A lawsuit filed in the U.S. District Court for the Eastern District of Louisiana alleges Xarelto is to blame for a fatal case of internal bleeding. Janssen Pharmaceuticals, a subsidiary of Johnson & Johnson, and Bayer Pharmaceuticals have been named as defendants. According to Louisiana Record, the companies have been accused of strict liability, manufacturing defects and other allegations. Xarelto is an anticoagulant used to prevent blood clots and related injuries, such as a stroke.
The suit was filed by an estate executor, the surviving son of a woman who died after taking Xarelto for about one week, from June 30, 2014 to July 6, 2014. According to the complaint, she died of severe internal bleeding on July 6, 2014. The lawsuit alleges the company failed to warn about the risk of uncontrollable bleeding, failed to study its safety and provide adequate instructions for use, among other things.
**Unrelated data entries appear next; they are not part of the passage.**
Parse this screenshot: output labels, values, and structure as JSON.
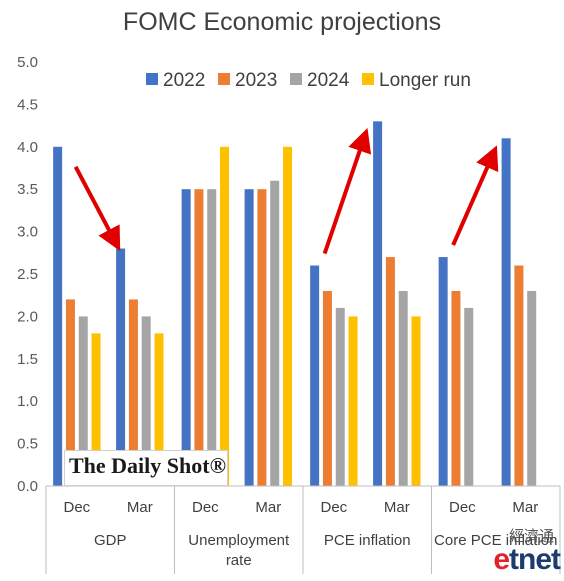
{
  "chart_data": {
    "type": "bar",
    "title": "FOMC Economic projections",
    "ylim": [
      0,
      5
    ],
    "yticks": [
      "0.0",
      "0.5",
      "1.0",
      "1.5",
      "2.0",
      "2.5",
      "3.0",
      "3.5",
      "4.0",
      "4.5",
      "5.0"
    ],
    "legend_position": "top",
    "grid": false,
    "series": [
      {
        "name": "2022",
        "color": "#4472C4"
      },
      {
        "name": "2023",
        "color": "#ED7D31"
      },
      {
        "name": "2024",
        "color": "#A5A5A5"
      },
      {
        "name": "Longer run",
        "color": "#FFC000"
      }
    ],
    "groups": [
      {
        "label": "GDP",
        "subgroups": [
          {
            "label": "Dec",
            "values": [
              4.0,
              2.2,
              2.0,
              1.8
            ]
          },
          {
            "label": "Mar",
            "values": [
              2.8,
              2.2,
              2.0,
              1.8
            ]
          }
        ]
      },
      {
        "label": "Unemployment rate",
        "label_lines": [
          "Unemployment",
          "rate"
        ],
        "subgroups": [
          {
            "label": "Dec",
            "values": [
              3.5,
              3.5,
              3.5,
              4.0
            ]
          },
          {
            "label": "Mar",
            "values": [
              3.5,
              3.5,
              3.6,
              4.0
            ]
          }
        ]
      },
      {
        "label": "PCE inflation",
        "subgroups": [
          {
            "label": "Dec",
            "values": [
              2.6,
              2.3,
              2.1,
              2.0
            ]
          },
          {
            "label": "Mar",
            "values": [
              4.3,
              2.7,
              2.3,
              2.0
            ]
          }
        ]
      },
      {
        "label": "Core PCE inflation",
        "subgroups": [
          {
            "label": "Dec",
            "values": [
              2.7,
              2.3,
              2.1,
              null
            ]
          },
          {
            "label": "Mar",
            "values": [
              4.1,
              2.6,
              2.3,
              null
            ]
          }
        ]
      }
    ],
    "annotations": [
      {
        "type": "arrow",
        "color": "#E00000",
        "direction": "down",
        "group": "GDP"
      },
      {
        "type": "arrow",
        "color": "#E00000",
        "direction": "up",
        "group": "PCE inflation"
      },
      {
        "type": "arrow",
        "color": "#E00000",
        "direction": "up",
        "group": "Core PCE inflation"
      }
    ]
  },
  "branding": {
    "logo": "The Daily Shot®",
    "watermark_cjk": "經濟通",
    "watermark_logo_e": "e",
    "watermark_logo_rest": "tnet"
  }
}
More than 3,000 lawsuits have been filed over Xarelto in the United States. There are some 550 lawsuits pending in a mass tort in the Philadelphia Court of Common Pleas and 2,800 pending as part of a multidistrict litigation (MDL) in Louisiana. MDLs are established when there are numerous lawsuits with similar allegations. Centralizing the litigation to one court helps streamline the process and make proceedings more efficient.
Xarelto, and other new generation anticoagulants such as Pradaxa, lack a reversal agent if bleeding occurs. This is not the case with warfarin, an older drug. Plaintiffs allege that drug makers marketed Xarelto as a superior alternative to warfarin while failing to disclose the risk of uncontrollable bleeding.